I lean back against the couch and think. "I guess the thing about being at war, or being in any intense situation like that, is that life takes on a different meaning. You understand how fragile it is, how short. It leaves you with a better idea of what you stand to lose if you wait too long to live your life."
She stares into the fire. The light picks up the gold flecks in her eyes. "And what if you're so afraid of what you might lose that you can't start living, or keep living, or do anything at all?"
I move closer to her on the couch. "What are you so afraid of losing, Jess?"
Her eyes meet mine. "You."
The air is sucked from my lungs. "Me?"
"I know it doesn't make any sense. But I've thought about it a lot. I was so afraid of losing you after Matt died that I did everything I could to push you away, to make you hate me. If I lost you that way, at least then it was on my terms, at least I felt like I was in control." She pulls her hand away. “Do you know what I felt when my dad told me that Matt was gone?”
"I can imagine."
"No. You can’t, because what I felt was relief.” She bows her head. “Because it wasn’t you. What kind of sister is grateful that her brother is dead because it wasn’t her boyfriend? And when I saw how much Kendra had lost, and then Jasmine, I was glad it wasn’t me, but I knew how easily it could have been. You told me you would have taken Matt’s place, and I know you would have. That just made it worse. I wouldn’t have let you take his place. Seeing Kendra today brought it all back. She’s happy, she’s moving on, and so much of my guilt is becauseof her.” She's curled in on herself on the other side of the couch. Her arms are wrapped around her shoulders and she's rubbing them, even though the fire is blazing and the room is hot.
My mind searches for something, anything that I can tell her that might make this better. “I think you’re feeling a kind of survivor’s guilt. We talked about that in post-combat counseling.Why did I live when someone else died?You can’t change what you feel. In Mosul, some guy dies who has a wife and four kids, and I’m happy it wasn’t me. I’m happy I get to come home. I get to be with you. And I feel guilty as hell.”
She looks up at me. “But it wasn’t your fault. You're not the one who chooses who lives and who dies.”
“But you do?”
She looks down again. “It’s not the same. Matt was my brother.”

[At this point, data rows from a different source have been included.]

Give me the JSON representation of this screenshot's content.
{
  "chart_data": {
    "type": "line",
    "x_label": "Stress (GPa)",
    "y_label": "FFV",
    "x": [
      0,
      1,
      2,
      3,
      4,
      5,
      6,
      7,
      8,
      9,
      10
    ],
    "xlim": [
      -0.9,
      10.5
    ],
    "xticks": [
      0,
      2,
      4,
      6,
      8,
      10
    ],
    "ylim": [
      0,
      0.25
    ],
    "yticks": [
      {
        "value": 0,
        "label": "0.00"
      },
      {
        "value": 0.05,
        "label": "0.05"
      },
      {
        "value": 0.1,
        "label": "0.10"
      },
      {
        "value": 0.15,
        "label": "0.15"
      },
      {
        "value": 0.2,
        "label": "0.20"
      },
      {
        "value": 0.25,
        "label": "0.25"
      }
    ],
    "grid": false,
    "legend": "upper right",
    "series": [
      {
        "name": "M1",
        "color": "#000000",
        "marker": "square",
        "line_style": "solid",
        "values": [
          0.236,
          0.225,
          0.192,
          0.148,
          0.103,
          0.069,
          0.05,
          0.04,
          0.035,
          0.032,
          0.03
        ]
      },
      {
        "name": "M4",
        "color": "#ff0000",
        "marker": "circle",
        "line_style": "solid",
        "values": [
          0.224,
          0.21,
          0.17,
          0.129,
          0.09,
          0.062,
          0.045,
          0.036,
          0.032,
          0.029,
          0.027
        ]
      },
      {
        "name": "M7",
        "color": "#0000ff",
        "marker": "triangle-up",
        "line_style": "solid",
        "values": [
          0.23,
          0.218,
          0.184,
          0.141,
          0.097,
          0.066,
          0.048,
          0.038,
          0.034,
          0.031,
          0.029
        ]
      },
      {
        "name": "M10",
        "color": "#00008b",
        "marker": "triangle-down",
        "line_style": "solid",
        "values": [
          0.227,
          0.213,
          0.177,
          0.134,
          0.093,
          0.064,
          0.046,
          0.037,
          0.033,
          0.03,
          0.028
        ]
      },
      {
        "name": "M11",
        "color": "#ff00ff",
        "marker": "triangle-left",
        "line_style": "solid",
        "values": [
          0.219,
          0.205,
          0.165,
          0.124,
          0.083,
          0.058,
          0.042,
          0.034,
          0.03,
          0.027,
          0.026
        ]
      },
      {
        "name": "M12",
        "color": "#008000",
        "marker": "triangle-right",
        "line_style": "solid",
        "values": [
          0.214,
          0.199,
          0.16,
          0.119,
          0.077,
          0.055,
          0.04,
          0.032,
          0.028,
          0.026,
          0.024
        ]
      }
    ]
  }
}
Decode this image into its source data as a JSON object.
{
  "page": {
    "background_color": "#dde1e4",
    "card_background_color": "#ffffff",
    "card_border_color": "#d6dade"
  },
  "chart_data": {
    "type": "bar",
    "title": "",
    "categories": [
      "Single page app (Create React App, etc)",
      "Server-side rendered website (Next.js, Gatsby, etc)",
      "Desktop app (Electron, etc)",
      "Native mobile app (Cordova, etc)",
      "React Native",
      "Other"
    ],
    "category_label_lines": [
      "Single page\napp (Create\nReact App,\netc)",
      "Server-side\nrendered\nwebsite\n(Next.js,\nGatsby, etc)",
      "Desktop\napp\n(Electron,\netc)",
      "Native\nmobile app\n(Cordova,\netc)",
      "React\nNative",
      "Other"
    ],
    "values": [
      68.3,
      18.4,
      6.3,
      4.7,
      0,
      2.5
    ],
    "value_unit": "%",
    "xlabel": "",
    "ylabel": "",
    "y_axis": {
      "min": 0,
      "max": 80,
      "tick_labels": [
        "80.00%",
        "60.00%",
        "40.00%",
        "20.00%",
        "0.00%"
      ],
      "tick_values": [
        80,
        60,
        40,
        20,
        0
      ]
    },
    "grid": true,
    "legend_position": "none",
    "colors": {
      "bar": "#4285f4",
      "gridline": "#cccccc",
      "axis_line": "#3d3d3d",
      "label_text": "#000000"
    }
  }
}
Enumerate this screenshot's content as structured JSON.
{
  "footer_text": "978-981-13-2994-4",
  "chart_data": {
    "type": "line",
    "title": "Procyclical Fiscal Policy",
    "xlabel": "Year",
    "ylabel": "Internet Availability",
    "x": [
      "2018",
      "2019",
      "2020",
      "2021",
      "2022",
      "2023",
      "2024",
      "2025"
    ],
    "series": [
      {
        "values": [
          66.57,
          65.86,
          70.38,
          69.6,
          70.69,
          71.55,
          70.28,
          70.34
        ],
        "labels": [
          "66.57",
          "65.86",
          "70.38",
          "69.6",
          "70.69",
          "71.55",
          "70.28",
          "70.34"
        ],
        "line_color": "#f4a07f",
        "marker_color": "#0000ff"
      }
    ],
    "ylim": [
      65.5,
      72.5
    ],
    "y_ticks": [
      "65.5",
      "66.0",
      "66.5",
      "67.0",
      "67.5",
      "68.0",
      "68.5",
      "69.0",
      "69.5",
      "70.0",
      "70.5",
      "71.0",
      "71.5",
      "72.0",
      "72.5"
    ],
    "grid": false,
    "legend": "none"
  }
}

“And you didn’t choose for him to die. And there's no way of knowing what choice you would have made if it were up to you. We don’t know why Matt and Gage didn’t come home, and I did. You loved Matt. I loved Gage. It doesn’t mean I should stop living out of guilt that my brother is dead, that he has a kid who will never know him. Pain happens, loss happens, but so do a lot of good things." I put my hand under her chin and lift her face to mine. “Maybe being happy it wasn’t me was your brain’s way of coping with it—finding something positive in a horrible situation. It doesn’t mean you didn’t love Matt. It doesn’t mean you don’t miss him.”
She doesn’t look away. “All this time I’ve been horrible to you. Everything I said. All the stupid reasons I came up with to hate you, so I could justify pushing you away. And what happened with Michael." Her eyes close in shame. "I'm sorry, Jacob. I know it's not fair for me to ask you to forgive or forget, or… but I'm so sorry for everything I did to you."